I think the Internet was the best thing ever invented. OK, make that the second best thing, after coffee, which when you think about it, wasn’t actually invented in the true sense of the word. One reason the Internet is so great is that it enables me to keep in touch with people without actually having to talk to them.
Lord, that sounds awful, doesn’t it? It makes me sound like an arrogant, antisocial jerk who doesn’t care about the people in her Facebook friends list. Let me assure you that this is not the case. I care about people a great deal, and my friends are very, very important to me. I realize that this is the kind of thing that anyone would say, even people who would sell their grandmothers to the devil. But I really do mean it. I have my fair share of faults, but I believe that the people I care about would describe me as a good and loyal friend.
So when I say that I want to keep in touch with people without talking to them, it’s not the actual people that I have an aversion to. It’s the talking.
Let me pause for a moment to say this: what I am sharing today is a glimpse into a part of my life that I have difficulty with. It is something that, while not exactly earth-shattering, is not easy or comfortable to
talk write about. And while there are certain aspects of my life that I will never share publicly, I just-about-kind-of-sort-of feel brave enough to discuss this.
You see, all my life I have suffered from pretty intense social anxiety and awkwardness. While I always enjoy being around people, I frequently don’t know what to say when I’m with them. Or to put it more accurately, I know what I want to say but I find myself unable to say it.
Are you confused yet?
Here’s what it’s like for me. I often find, when I am talking to people, that I am able to formulate an idea in my head. I can script the words I want to use in order to verbally express that idea. But when it’s actually time for me to utter those words, I cannot. The best way to describe it is that the words get lost somewhere between my brain and my mouth. It’s as if the synapses in my brain that are responsible for translating thought into speech just aren’t firing.
Picture yourself sitting in your car in your driveway, intending to drive to the post office, and suddenly discovering that all of the roads between your house and the post office have suddenly disappeared. So you sit in your car at home, at a loss as to what to do.
Or if you’re me, you sit there not taking part in the conversation, and people just assume that you don’t have anything to say. And you get more and more frustrated because you do have something to say, but you are unable to say it. Or when you can say it, you sound awkward and stilted, and because this whole conversation effort is so stressful, you come across sounding abrupt or disinterested or babbling in an uncomfortable way. If I’m in a situation of conflict with another person, this problem multiplies a hundredfold.
Some people who know me personally are probably reading this and going “Huh?” This verbal debilitation I experience is not visible to everyone – a lot depends on who I’m talking to and what the circumstances are. This problem is a disability of sorts, and people with disabilities learn how to adapt, and how to live life as seamlessly as possible without letting the disability take over. But even at times when I give the appearance of having a normal conversation, I am capable of feeling a level of anxiety that most people probably cannot relate to.
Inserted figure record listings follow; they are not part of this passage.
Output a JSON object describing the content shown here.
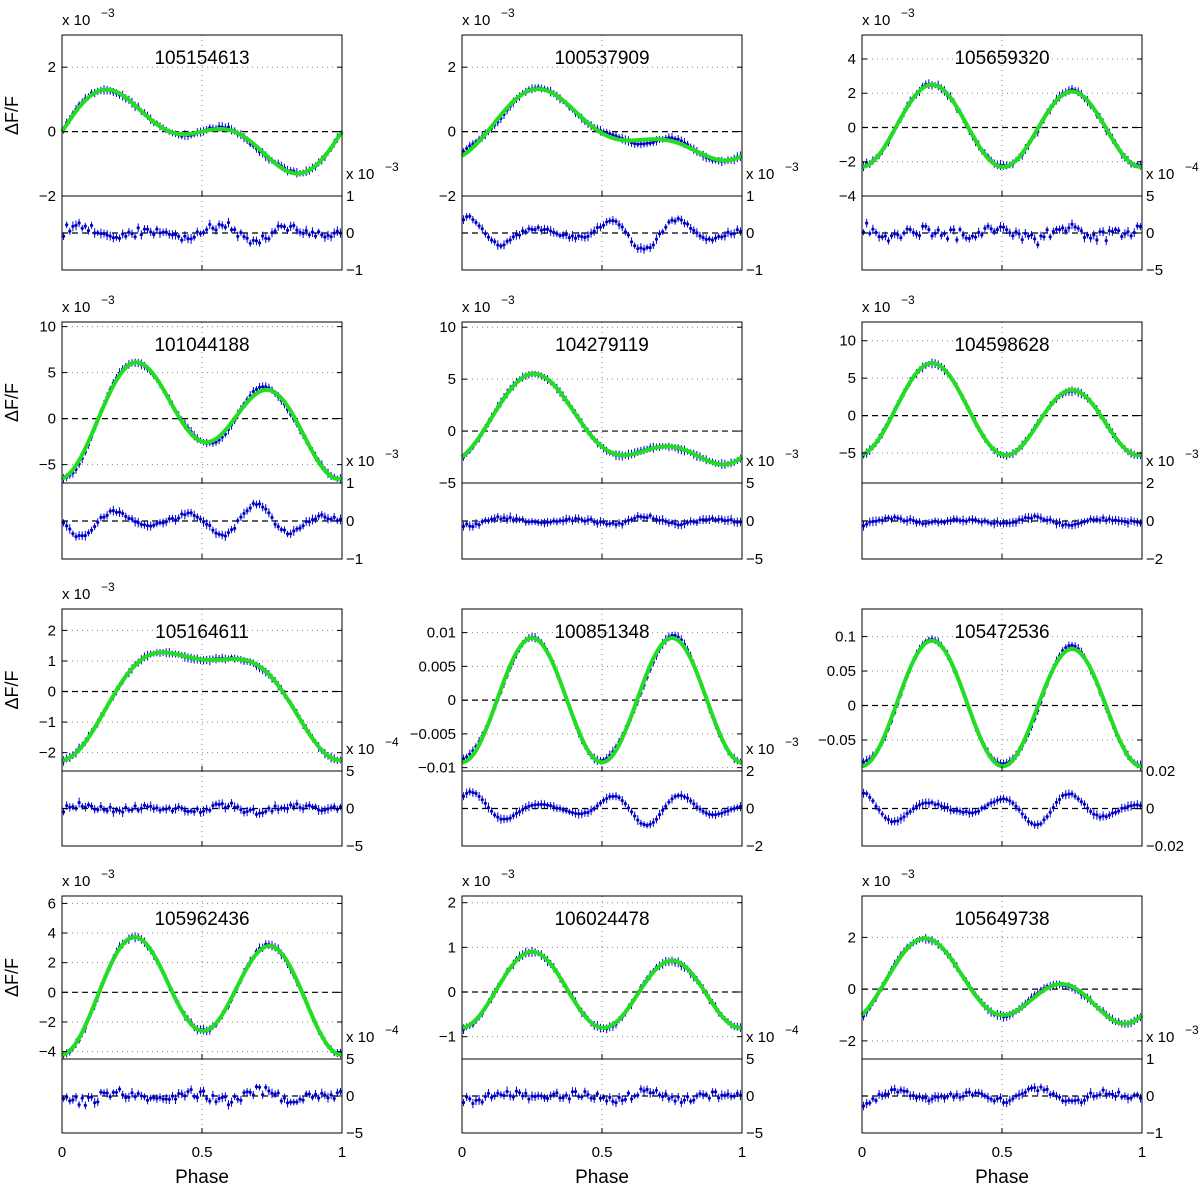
{
  "figure": {
    "ylabel": "ΔF/F",
    "xlabel": "Phase",
    "colors": {
      "data": "#0000cc",
      "model": "#22dd22",
      "axis": "#000000",
      "grid": "#888888"
    }
  },
  "chart_data": [
    {
      "type": "scatter",
      "title": "105154613",
      "exp": "x 10",
      "exp_pow": "−3",
      "ylim": [
        -2,
        3
      ],
      "yticks": [
        2,
        0,
        -2
      ],
      "yticklabels": [
        "2",
        "0",
        "−2"
      ],
      "model": {
        "c": 0,
        "a1": 0,
        "b1": 0.9,
        "a2": 0,
        "b2": 0.6
      },
      "res": {
        "exp": "x 10",
        "exp_pow": "−3",
        "ylim": [
          -1,
          1
        ],
        "yticks": [
          1,
          0,
          -1
        ],
        "yticklabels": [
          "1",
          "0",
          "−1"
        ],
        "amp": 0.25,
        "noise": 0.25
      }
    },
    {
      "type": "scatter",
      "title": "100537909",
      "exp": "x 10",
      "exp_pow": "−3",
      "ylim": [
        -2,
        3
      ],
      "yticks": [
        2,
        0,
        -2
      ],
      "yticklabels": [
        "2",
        "0",
        "−2"
      ],
      "model": {
        "c": 0.05,
        "a1": -0.35,
        "b1": 0.8,
        "a2": -0.45,
        "b2": 0
      },
      "res": {
        "exp": "x 10",
        "exp_pow": "−3",
        "ylim": [
          -1,
          1
        ],
        "yticks": [
          1,
          0,
          -1
        ],
        "yticklabels": [
          "1",
          "0",
          "−1"
        ],
        "amp": 0.45,
        "noise": 0.1
      }
    },
    {
      "type": "scatter",
      "title": "105659320",
      "exp": "x 10",
      "exp_pow": "−3",
      "ylim": [
        -4,
        5.4
      ],
      "yticks": [
        4,
        2,
        0,
        -2,
        -4
      ],
      "yticklabels": [
        "4",
        "2",
        "0",
        "−2",
        "−4"
      ],
      "model": {
        "c": 0,
        "a1": 0,
        "b1": 0.2,
        "a2": -2.3,
        "b2": 0
      },
      "res": {
        "exp": "x 10",
        "exp_pow": "−4",
        "ylim": [
          -5,
          5
        ],
        "yticks": [
          5,
          0,
          -5
        ],
        "yticklabels": [
          "5",
          "0",
          "−5"
        ],
        "amp": 1,
        "noise": 1.5
      }
    },
    {
      "type": "scatter",
      "title": "101044188",
      "exp": "x 10",
      "exp_pow": "−3",
      "ylim": [
        -7,
        10.5
      ],
      "yticks": [
        10,
        5,
        0,
        -5
      ],
      "yticklabels": [
        "10",
        "5",
        "0",
        "−5"
      ],
      "model": {
        "c": 0,
        "a1": -2,
        "b1": 1.5,
        "a2": -4.5,
        "b2": 0
      },
      "res": {
        "exp": "x 10",
        "exp_pow": "−3",
        "ylim": [
          -1,
          1
        ],
        "yticks": [
          1,
          0,
          -1
        ],
        "yticklabels": [
          "1",
          "0",
          "−1"
        ],
        "amp": 0.45,
        "noise": 0.1
      }
    },
    {
      "type": "scatter",
      "title": "104279119",
      "exp": "x 10",
      "exp_pow": "−3",
      "ylim": [
        -5,
        10.5
      ],
      "yticks": [
        10,
        5,
        0,
        -5
      ],
      "yticklabels": [
        "10",
        "5",
        "0",
        "−5"
      ],
      "model": {
        "c": 0,
        "a1": -0.5,
        "b1": 3.5,
        "a2": -2,
        "b2": 0
      },
      "res": {
        "exp": "x 10",
        "exp_pow": "−3",
        "ylim": [
          -5,
          5
        ],
        "yticks": [
          5,
          0,
          -5
        ],
        "yticklabels": [
          "5",
          "0",
          "−5"
        ],
        "amp": 0.6,
        "noise": 0.4
      }
    },
    {
      "type": "scatter",
      "title": "104598628",
      "exp": "x 10",
      "exp_pow": "−3",
      "ylim": [
        -9,
        12.5
      ],
      "yticks": [
        10,
        5,
        0,
        -5
      ],
      "yticklabels": [
        "10",
        "5",
        "0",
        "−5"
      ],
      "model": {
        "c": 0,
        "a1": 0,
        "b1": 1.8,
        "a2": -5.2,
        "b2": 0
      },
      "res": {
        "exp": "x 10",
        "exp_pow": "−3",
        "ylim": [
          -2,
          2
        ],
        "yticks": [
          2,
          0,
          -2
        ],
        "yticklabels": [
          "2",
          "0",
          "−2"
        ],
        "amp": 0.2,
        "noise": 0.15
      }
    },
    {
      "type": "scatter",
      "title": "105164611",
      "exp": "x 10",
      "exp_pow": "−3",
      "ylim": [
        -2.6,
        2.7
      ],
      "yticks": [
        2,
        1,
        0,
        -1,
        -2
      ],
      "yticklabels": [
        "2",
        "1",
        "0",
        "−1",
        "−2"
      ],
      "model": {
        "c": 0,
        "a1": -1.65,
        "b1": 0.15,
        "a2": -0.6,
        "b2": 0
      },
      "res": {
        "exp": "x 10",
        "exp_pow": "−4",
        "ylim": [
          -5,
          5
        ],
        "yticks": [
          5,
          0,
          -5
        ],
        "yticklabels": [
          "5",
          "0",
          "−5"
        ],
        "amp": 0.5,
        "noise": 0.8
      }
    },
    {
      "type": "scatter",
      "title": "100851348",
      "exp": "",
      "exp_pow": "",
      "ylim": [
        -0.0105,
        0.0135
      ],
      "yticks": [
        0.01,
        0.005,
        0,
        -0.005,
        -0.01
      ],
      "yticklabels": [
        "0.01",
        "0.005",
        "0",
        "−0.005",
        "−0.01"
      ],
      "model": {
        "c": 0,
        "a1": 0,
        "b1": 0,
        "a2": -0.0092,
        "b2": 0
      },
      "res": {
        "exp": "x 10",
        "exp_pow": "−3",
        "ylim": [
          -2,
          2
        ],
        "yticks": [
          2,
          0,
          -2
        ],
        "yticklabels": [
          "2",
          "0",
          "−2"
        ],
        "amp": 0.9,
        "noise": 0.05
      }
    },
    {
      "type": "scatter",
      "title": "105472536",
      "exp": "",
      "exp_pow": "",
      "ylim": [
        -0.095,
        0.14
      ],
      "yticks": [
        0.1,
        0.05,
        0,
        -0.05
      ],
      "yticklabels": [
        "0.1",
        "0.05",
        "0",
        "−0.05"
      ],
      "model": {
        "c": 0,
        "a1": 0,
        "b1": 0.006,
        "a2": -0.088,
        "b2": 0
      },
      "res": {
        "exp": "",
        "exp_pow": "",
        "ylim": [
          -0.02,
          0.02
        ],
        "yticks": [
          0.02,
          0,
          -0.02
        ],
        "yticklabels": [
          "0.02",
          "0",
          "−0.02"
        ],
        "amp": 0.009,
        "noise": 0.001
      }
    },
    {
      "type": "scatter",
      "title": "105962436",
      "exp": "x 10",
      "exp_pow": "−3",
      "ylim": [
        -4.5,
        6.5
      ],
      "yticks": [
        6,
        4,
        2,
        0,
        -2,
        -4
      ],
      "yticklabels": [
        "6",
        "4",
        "2",
        "0",
        "−2",
        "−4"
      ],
      "model": {
        "c": 0,
        "a1": -0.8,
        "b1": 0.3,
        "a2": -3.4,
        "b2": 0
      },
      "res": {
        "exp": "x 10",
        "exp_pow": "−4",
        "ylim": [
          -5,
          5
        ],
        "yticks": [
          5,
          0,
          -5
        ],
        "yticklabels": [
          "5",
          "0",
          "−5"
        ],
        "amp": 0.8,
        "noise": 1.2
      }
    },
    {
      "type": "scatter",
      "title": "106024478",
      "exp": "x 10",
      "exp_pow": "−3",
      "ylim": [
        -1.5,
        2.15
      ],
      "yticks": [
        2,
        1,
        0,
        -1
      ],
      "yticklabels": [
        "2",
        "1",
        "0",
        "−1"
      ],
      "model": {
        "c": 0,
        "a1": 0,
        "b1": 0.1,
        "a2": -0.8,
        "b2": 0
      },
      "res": {
        "exp": "x 10",
        "exp_pow": "−4",
        "ylim": [
          -5,
          5
        ],
        "yticks": [
          5,
          0,
          -5
        ],
        "yticklabels": [
          "5",
          "0",
          "−5"
        ],
        "amp": 0.6,
        "noise": 1
      }
    },
    {
      "type": "scatter",
      "title": "105649738",
      "exp": "x 10",
      "exp_pow": "−3",
      "ylim": [
        -2.7,
        3.6
      ],
      "yticks": [
        2,
        0,
        -2
      ],
      "yticklabels": [
        "2",
        "0",
        "−2"
      ],
      "model": {
        "c": 0,
        "a1": 0,
        "b1": 0.9,
        "a2": -1,
        "b2": 0.4
      },
      "res": {
        "exp": "x 10",
        "exp_pow": "−3",
        "ylim": [
          -1,
          1
        ],
        "yticks": [
          1,
          0,
          -1
        ],
        "yticklabels": [
          "1",
          "0",
          "−1"
        ],
        "amp": 0.2,
        "noise": 0.15
      }
    }
  ]
}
Although certain events in my life may have exacerbated this issue, it is really something that I have always lived with. I had a variety of developmental delays as a child, and only developed a reasonable level of functional speech at the age of five. Throughout my childhood and adolescence, my social development was far behind that of my peers. At an age where most of my contemporaries were going to parties, acquiring boyfriends, and traveling in large, noisy packs, I was the quiet, awkward one who never said much. My social anxiety was frequently misconstrued as shyness.
As an adult, this has impacted my life in a number of ways. Certain events in my life can be attributed at least partly to the fact that I did not have the social skills I needed to deal with things differently. These events have ranged from the minor events that you forget about the next day to the bigger events that stay with you for life.
My social interactions tend to vacillate between two extremes: one the one end, I kind of clam up and don’t say anything. On the other end, I talk non-stop, saying inconsequential stuff to cover up the anxiety I feel. In the middle of these two extremes are the “normal” interactions I enjoy with my family and my closest friends; with people that I have a high degree of trust in.
Telephones terrify me. Seriously. I hate the things. If I could get through life without ever talking on the phone, I’d be happy. When I do find myself on the phone, I get the hell off as fast as I can. Again, there are exceptions. My Mom? I could talk to her on the phone all day.
I love to write. Love, love, love it. My tendency to lose words does not extend to my writing – in fact, I have a theory that my writing skills have developed pretty well in order to compensate for the difficulties I have with oral communication. This is a good outlet for me. It is a way for me to share a part of myself with the world, without going through the anxiety that I might otherwise experience.
I find my social anxiety issues to be disabling at times, but being the eternal optimist, I strive for things to be better. I adapt, I compensate, and I seek opportunities to overcome.